1 August 1545 A.D. Andrew Melville
Born—Scottish Braveheart & John Knox’s #2 Man in Scottish Reformation
Editors. “Andrew Melville.” Encyclopedia
Britannica. N.d. http://www.britannica.com/EBchecked/topic/374223/Andrew-Melville. Accessed 1 Aug 2014.
Andrew Melville, (born
Aug. 1, 1545, Baldovie, Angus, Scot.—died 1622, Sedan,
Fr.), scholar and Reformer who succeeded John Knox as a leader of the
Scottish Reformed
Church, giving that church
its Presbyterian character by replacing bishops with local presbyteries, and
gaining international respect for Scottish universities.
After attending
Scottish universities and the University of Paris, Melville left for Geneva
in 1569, where he studied under the Protestant Reformer Theodore
Beza. Returning to Scotland
in 1574, Melville set out to reform
its schools. As principal of the University
of Glasgow (1574–80), as visitor to Aberdeen (1575), and as
principal of St. Mary’s College at St. Andrews in Edinburgh (1580–1606), he
introduced educational methods he had learned from European scholars. Under his
influence, new students came from at home and abroad, and many foreign students
trained in Scotland returned to teach in Reformed institutions overseas. In
Scotland a vacuum had been left in Reformed Church governance after the death
in 1572 of its principal leader, John Knox, and Melville in 1574 began to act
in his stead, his major concern being the preservation of the independence of
the church from state control. The Second Book of
Discipline (1578), largely his work, was incorporated in the act of
religious settlement of 1592, but only after he had suffered virtual banishment
for it in 1584–85.
In 1597, when King James
VI of Scotland began to undermine the charter he had earlier granted, Melville
led the resistance against royal attacks upon the newly legitimated liberties.

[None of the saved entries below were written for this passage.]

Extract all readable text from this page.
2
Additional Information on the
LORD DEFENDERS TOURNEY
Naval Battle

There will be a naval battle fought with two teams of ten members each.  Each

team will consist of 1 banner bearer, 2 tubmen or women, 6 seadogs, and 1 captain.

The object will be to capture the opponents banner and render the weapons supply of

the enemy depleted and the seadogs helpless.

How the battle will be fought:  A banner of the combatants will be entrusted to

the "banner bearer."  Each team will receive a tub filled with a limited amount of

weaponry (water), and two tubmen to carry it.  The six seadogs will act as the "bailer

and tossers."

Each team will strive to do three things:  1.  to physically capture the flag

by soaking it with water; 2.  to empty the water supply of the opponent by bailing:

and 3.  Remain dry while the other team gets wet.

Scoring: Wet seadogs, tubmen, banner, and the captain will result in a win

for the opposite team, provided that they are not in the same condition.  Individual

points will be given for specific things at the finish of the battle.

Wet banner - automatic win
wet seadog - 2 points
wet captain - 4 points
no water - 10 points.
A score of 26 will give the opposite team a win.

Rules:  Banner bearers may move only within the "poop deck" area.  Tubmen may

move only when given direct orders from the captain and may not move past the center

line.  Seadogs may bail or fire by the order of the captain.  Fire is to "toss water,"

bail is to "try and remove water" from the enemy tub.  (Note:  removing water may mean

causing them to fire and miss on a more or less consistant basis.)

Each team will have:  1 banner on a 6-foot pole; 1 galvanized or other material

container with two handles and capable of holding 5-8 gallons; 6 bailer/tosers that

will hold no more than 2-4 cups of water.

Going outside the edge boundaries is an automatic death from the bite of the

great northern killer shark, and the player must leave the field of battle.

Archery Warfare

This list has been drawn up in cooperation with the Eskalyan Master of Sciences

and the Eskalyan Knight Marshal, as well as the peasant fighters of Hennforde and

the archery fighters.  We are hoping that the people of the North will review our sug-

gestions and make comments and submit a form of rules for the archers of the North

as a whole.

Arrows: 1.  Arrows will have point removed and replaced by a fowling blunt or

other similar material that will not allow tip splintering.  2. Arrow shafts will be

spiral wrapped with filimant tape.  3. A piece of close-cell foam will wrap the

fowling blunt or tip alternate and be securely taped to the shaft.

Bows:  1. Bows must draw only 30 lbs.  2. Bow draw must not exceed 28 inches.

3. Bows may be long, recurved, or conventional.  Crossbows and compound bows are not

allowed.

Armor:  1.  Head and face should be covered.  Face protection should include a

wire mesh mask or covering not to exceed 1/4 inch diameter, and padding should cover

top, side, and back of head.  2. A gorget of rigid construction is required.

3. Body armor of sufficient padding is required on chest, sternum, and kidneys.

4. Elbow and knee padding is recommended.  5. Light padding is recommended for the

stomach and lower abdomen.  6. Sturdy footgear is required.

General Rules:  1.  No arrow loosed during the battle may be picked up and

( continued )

Despite royal prohibition, a general assembly met at Aberdeen in 1605, but then
respected a royal order of dismissal by simply fixing the date of the next
meeting and conducting no other business. That act brought imprisonment or
banishment to 14 ministers, and in 1606 Melville was summoned to London
with seven other ministers by James, then James
I of England,
to help resolve the crisis. Melville’s group spoke in behalf of a new assembly,
but his satiric Latin poem composed to combat constant Anglican pressures on
him turned his own career in another direction. Imprisoned in the Tower
of London for four years for his intransigence, Melville was
released only to accept a chair in France,
that of biblical theology
at the University of Sedan, where he remained until his death.